Travelport reported a 7% rise in revenue and 5% increase in operating profit in the three months to the end of June.
The year-on-year profit growth was adjusted to take account of the loss of a master services agreement with United Airlines which skewed Travelport’s results over the previous year.
Travelport president and chief executive Gordon Wilson said the improved performance came off the back of increased leisure bookings, particularly in the UK.
He reported UK air transactions across the major global distribution systems (GDSs) up 9% year on year in the second quarter.
That contrasted with a second-quarter rise in air transactions of 4% in the Nordic countries and a fall of 3% year on year in Germany – Europe’s biggest travel market.
The parent of global distribution systems (GDSs) Worldspan, Galileo and Apollo, Travelport reported 5% growth in revenue and 5% rise in adjusted operating profit for the year to date.
Wilson described the latest results as “solid” and said: “They clearly demonstrate the momentum we’ve built around new product innovation.”

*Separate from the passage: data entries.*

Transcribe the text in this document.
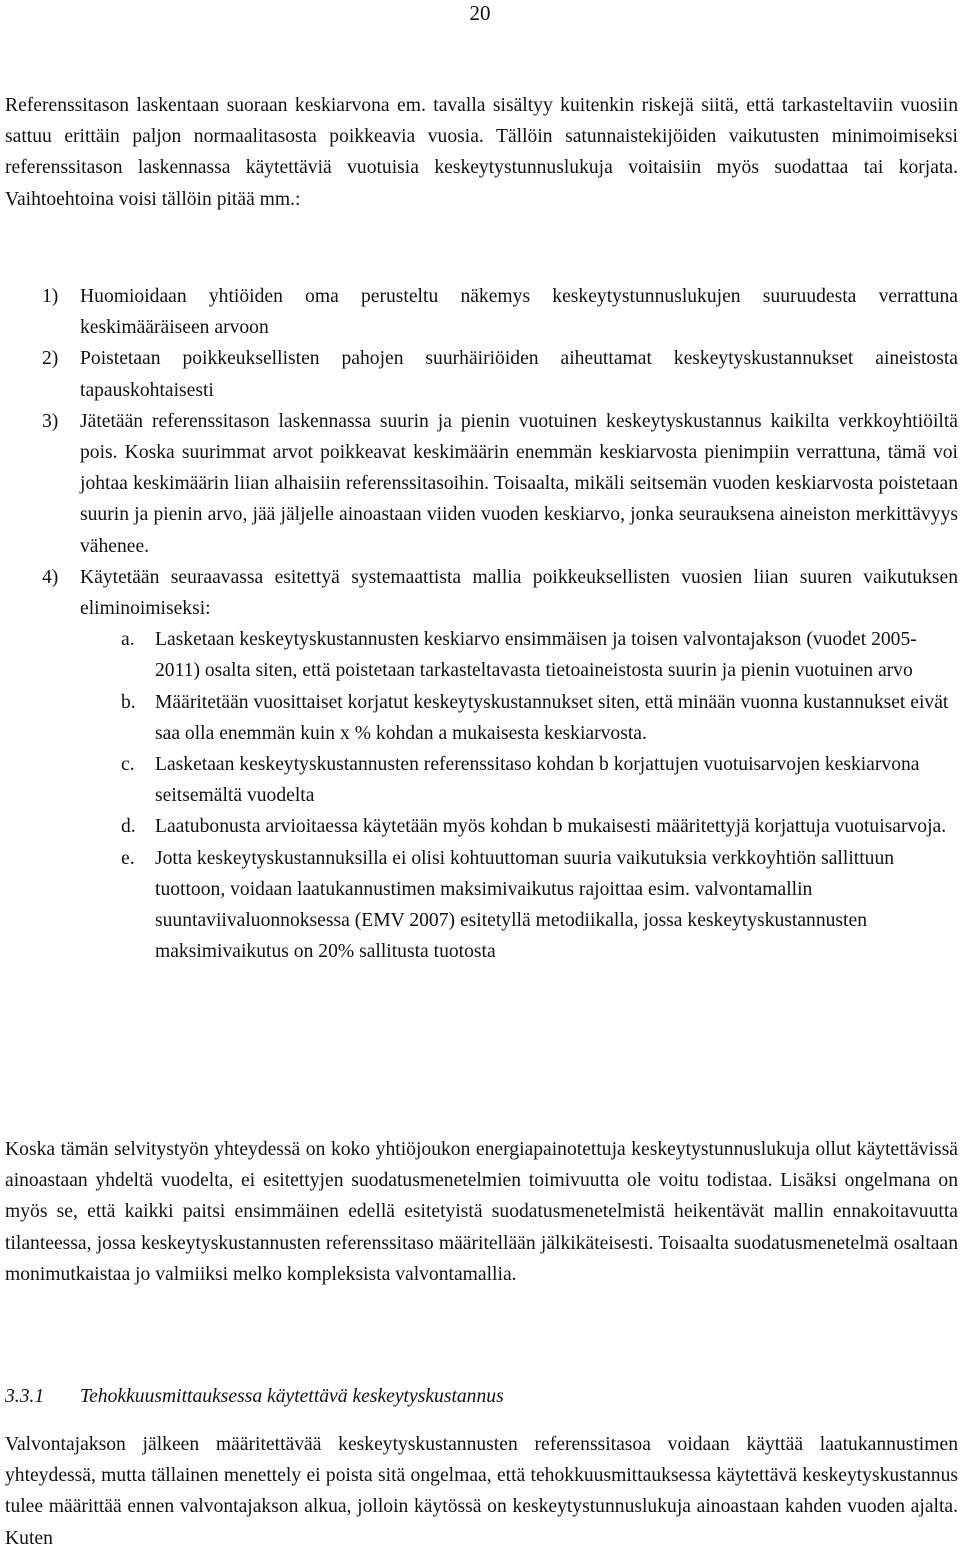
20

Referenssitason laskentaan suoraan keskiarvona em. tavalla sisältyy kuitenkin riskejä siitä, että tarkasteltaviin vuosiin sattuu erittäin paljon normaalitasosta poikkeavia vuosia. Tällöin satunnaistekijöiden vaikutusten minimoimiseksi referenssitason laskennassa käytettäviä vuotuisia keskeytystunnuslukuja voitaisiin myös suodattaa tai korjata. Vaihtoehtoina voisi tällöin pitää mm.:

1) Huomioidaan yhtiöiden oma perusteltu näkemys keskeytystunnuslukujen suuruudesta verrattuna keskimääräiseen arvoon
2) Poistetaan poikkeuksellisten pahojen suurhäiriöiden aiheuttamat keskeytyskustannukset aineistosta tapauskohtaisesti
3) Jätetään referenssitason laskennassa suurin ja pienin vuotuinen keskeytyskustannus kaikilta verkkoyhtiöiltä pois. Koska suurimmat arvot poikkeavat keskimäärin enemmän keskiarvosta pienimpiin verrattuna, tämä voi johtaa keskimäärin liian alhaisiin referenssitasoihin. Toisaalta, mikäli seitsemän vuoden keskiarvosta poistetaan suurin ja pienin arvo, jää jäljelle ainoastaan viiden vuoden keskiarvo, jonka seurauksena aineiston merkittävyys vähenee.
4) Käytetään seuraavassa esitettyä systemaattista mallia poikkeuksellisten vuosien liian suuren vaikutuksen eliminoimiseksi:
a. Lasketaan keskeytyskustannusten keskiarvo ensimmäisen ja toisen valvontajakson (vuodet 2005-2011) osalta siten, että poistetaan tarkasteltavasta tietoaineistosta suurin ja pienin vuotuinen arvo
b. Määritetään vuosittaiset korjatut keskeytyskustannukset siten, että minään vuonna kustannukset eivät saa olla enemmän kuin x % kohdan a mukaisesta keskiarvosta.
c. Lasketaan keskeytyskustannusten referenssitaso kohdan b korjattujen vuotuisarvojen keskiarvona seitsemältä vuodelta
d. Laatubonusta arvioitaessa käytetään myös kohdan b mukaisesti määritettyjä korjattuja vuotuisarvoja.
e. Jotta keskeytyskustannuksilla ei olisi kohtuuttoman suuria vaikutuksia verkkoyhtiön sallittuun tuottoon, voidaan laatukannustimen maksimivaikutus rajoittaa esim. valvontamallin suuntaviivaluonnoksessa (EMV 2007) esitetyllä metodiikalla, jossa keskeytyskustannusten maksimivaikutus on 20% sallitusta tuotosta

Koska tämän selvitystyön yhteydessä on koko yhtiöjoukon energiapainotettuja keskeytystunnuslukuja ollut käytettävissä ainoastaan yhdeltä vuodelta, ei esitettyjen suodatusmenetelmien toimivuutta ole voitu todistaa. Lisäksi ongelmana on myös se, että kaikki paitsi ensimmäinen edellä esitetyistä suodatusmenetelmistä heikentävät mallin ennakoitavuutta tilanteessa, jossa keskeytyskustannusten referenssitaso määritellään jälkikäteisesti. Toisaalta suodatusmenetelmä osaltaan monimutkaistaa jo valmiiksi melko kompleksista valvontamallia.

3.3.1 Tehokkuusmittauksessa käytettävä keskeytyskustannus

Valvontajakson jälkeen määritettävää keskeytyskustannusten referenssitasoa voidaan käyttää laatukannustimen yhteydessä, mutta tällainen menettely ei poista sitä ongelmaa, että tehokkuusmittauksessa käytettävä keskeytyskustannus tulee määrittää ennen valvontajakson alkua, jolloin käytössä on keskeytystunnuslukuja ainoastaan kahden vuoden ajalta. Kuten
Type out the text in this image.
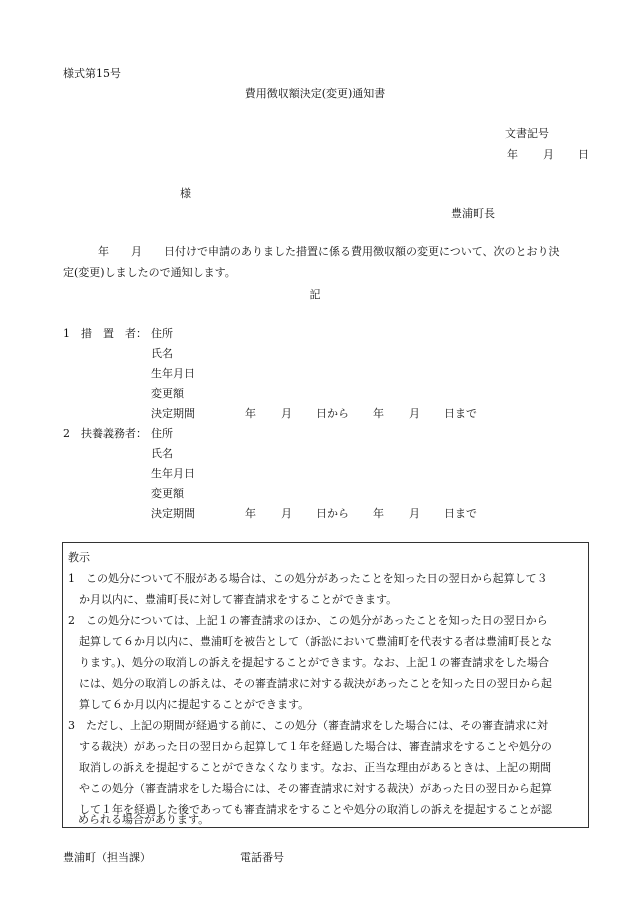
様式第15号
費用徴収額決定(変更)通知書
文書記号
年 月 日
様
豊浦町長
年　　月　　日付けで申請のありました措置に係る費用徴収額の変更について、次のとおり決
定(変更)しましたので通知します。
記
1　措　置　者： 住所
氏名
生年月日
変更額
決定期間	年 月 日から 年 月 日まで
2　扶養義務者： 住所
氏名
生年月日
変更額
決定期間	年 月 日から 年 月 日まで
教示
1　この処分について不服がある場合は、この処分があったことを知った日の翌日から起算して３
か月以内に、豊浦町長に対して審査請求をすることができます。
2　この処分については、上記１の審査請求のほか、この処分があったことを知った日の翌日から
起算して６か月以内に、豊浦町を被告として（訴訟において豊浦町を代表する者は豊浦町長とな
ります。)、処分の取消しの訴えを提起することができます。なお、上記１の審査請求をした場合
には、処分の取消しの訴えは、その審査請求に対する裁決があったことを知った日の翌日から起
算して６か月以内に提起することができます。
3　ただし、上記の期間が経過する前に、この処分（審査請求をした場合には、その審査請求に対
する裁決）があった日の翌日から起算して１年を経過した場合は、審査請求をすることや処分の
取消しの訴えを提起することができなくなります。なお、正当な理由があるときは、上記の期間
やこの処分（審査請求をした場合には、その審査請求に対する裁決）があった日の翌日から起算
して１年を経過した後であっても審査請求をすることや処分の取消しの訴えを提起することが認
められる場合があります。
豊浦町（担当課）	電話番号
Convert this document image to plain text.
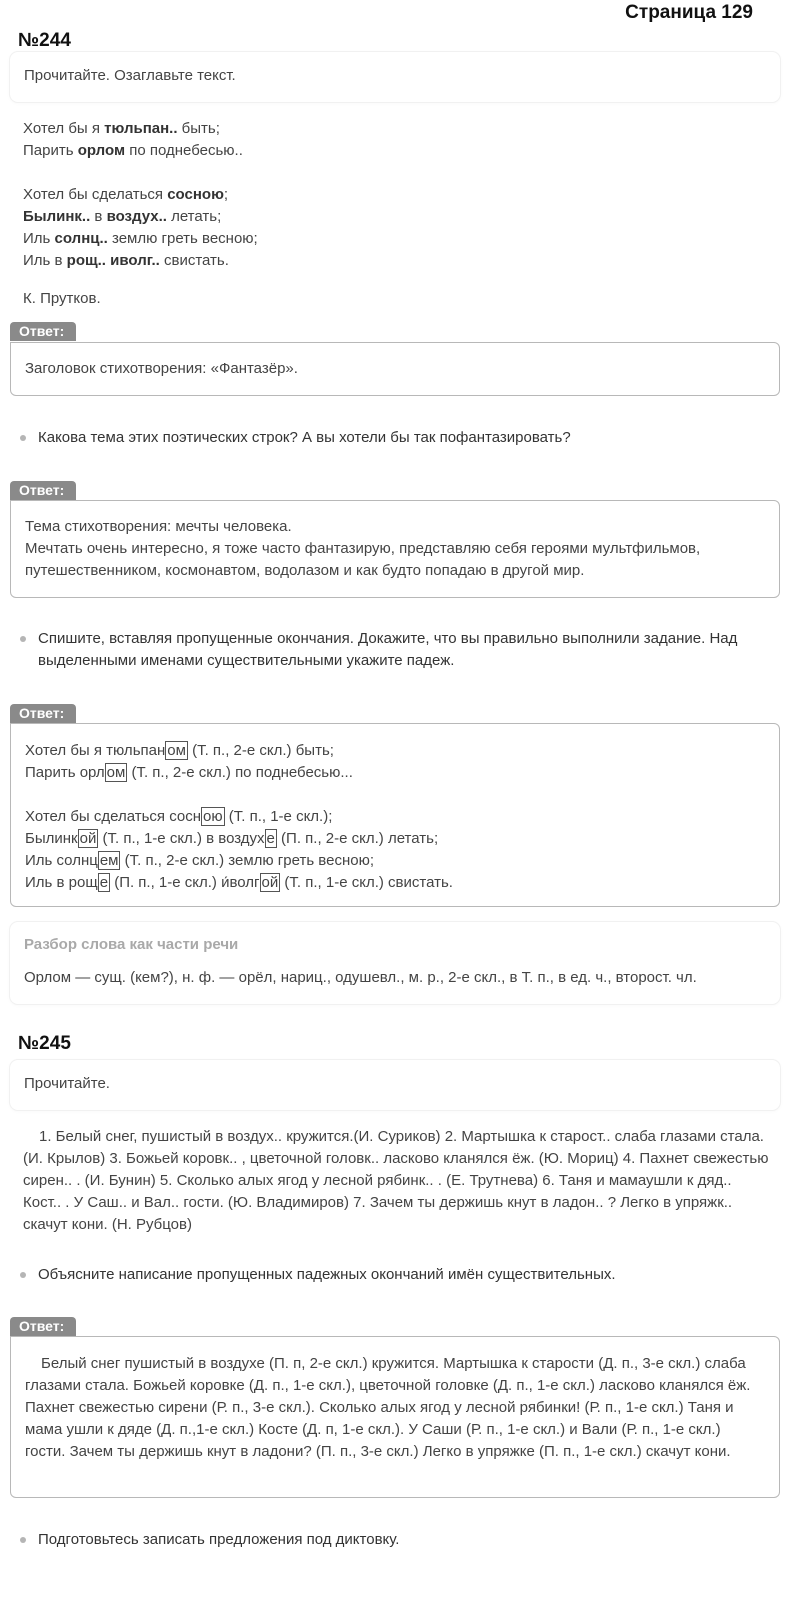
Страница 129
№244
Прочитайте. Озаглавьте текст.
Хотел бы я тюльпан.. быть;
Парить орлом по поднебесью..
Хотел бы сделаться сосною;
Былинк.. в воздух.. летать;
Иль солнц.. землю греть весною;
Иль в рощ.. иволг.. свистать.
К. Прутков.
Ответ:
Заголовок стихотворения: «Фантазёр».
Какова тема этих поэтических строк? А вы хотели бы так пофантазировать?
Ответ:
Тема стихотворения: мечты человека.
Мечтать очень интересно, я тоже часто фантазирую, представляю себя героями мультфильмов, путешественником, космонавтом, водолазом и как будто попадаю в другой мир.
Спишите, вставляя пропущенные окончания. Докажите, что вы правильно выполнили задание. Над выделенными именами существительными укажите падеж.
Ответ:
Хотел бы я тюльпан ом (Т. п., 2-е скл.) быть;
Парить орл ом (Т. п., 2-е скл.) по поднебесью...
Хотел бы сделаться сосн ою (Т. п., 1-е скл.);
Былинк ой (Т. п., 1-е скл.) в воздух е (П. п., 2-е скл.) летать;
Иль солнц ем (Т. п., 2-е скл.) землю греть весною;
Иль в рощ е (П. п., 1-е скл.) и́волг ой (Т. п., 1-е скл.) свистать.
Разбор слова как части речи
Орлом — сущ. (кем?), н. ф. — орёл, нариц., одушевл., м. р., 2-е скл., в Т. п., в ед. ч., второст. чл.
№245
Прочитайте.
1. Белый снег, пушистый в воздух.. кружится.(И. Суриков) 2. Мартышка к старост.. слаба глазами стала. (И. Крылов) 3. Божьей коровк.. , цветочной головк.. ласково кланялся ёж. (Ю. Мориц) 4. Пахнет свежестью сирен.. . (И. Бунин) 5. Сколько алых ягод у лесной рябинк.. . (Е. Трутнева) 6. Таня и мамаушли к дяд.. Кост.. . У Саш.. и Вал.. гости. (Ю. Владимиров) 7. Зачем ты держишь кнут в ладон.. ? Легко в упряжк.. скачут кони. (Н. Рубцов)
Объясните написание пропущенных падежных окончаний имён существительных.
Ответ:
Белый снег пушистый в воздухе (П. п, 2-е скл.) кружится. Мартышка к старости (Д. п., 3-е скл.) слаба глазами стала. Божьей коровке (Д. п., 1-е скл.), цветочной головке (Д. п., 1-е скл.) ласково кланялся ёж. Пахнет свежестью сирени (Р. п., 3-е скл.). Сколько алых ягод у лесной рябинки! (Р. п., 1-е скл.) Таня и мама ушли к дяде (Д. п.,1-е скл.) Косте (Д. п, 1-е скл.). У Саши (Р. п., 1-е скл.) и Вали (Р. п., 1-е скл.) гости. Зачем ты держишь кнут в ладони? (П. п., 3-е скл.) Легко в упряжке (П. п., 1-е скл.) скачут кони.
Подготовьтесь записать предложения под диктовку.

He told Travolution: “The UK is outperforming the rest of Europe.” UK transactions for the first six months of the year were up 6% on 2012.
Travelport’s loss of its United Airlines agreement followed the US carrier’s merger with Continental, with the merged airline making a choice between GDS suppliers of its in-house reservations system.
Wilson said: “There was a significant impact on the first quarter but the impact on the second was marginal.”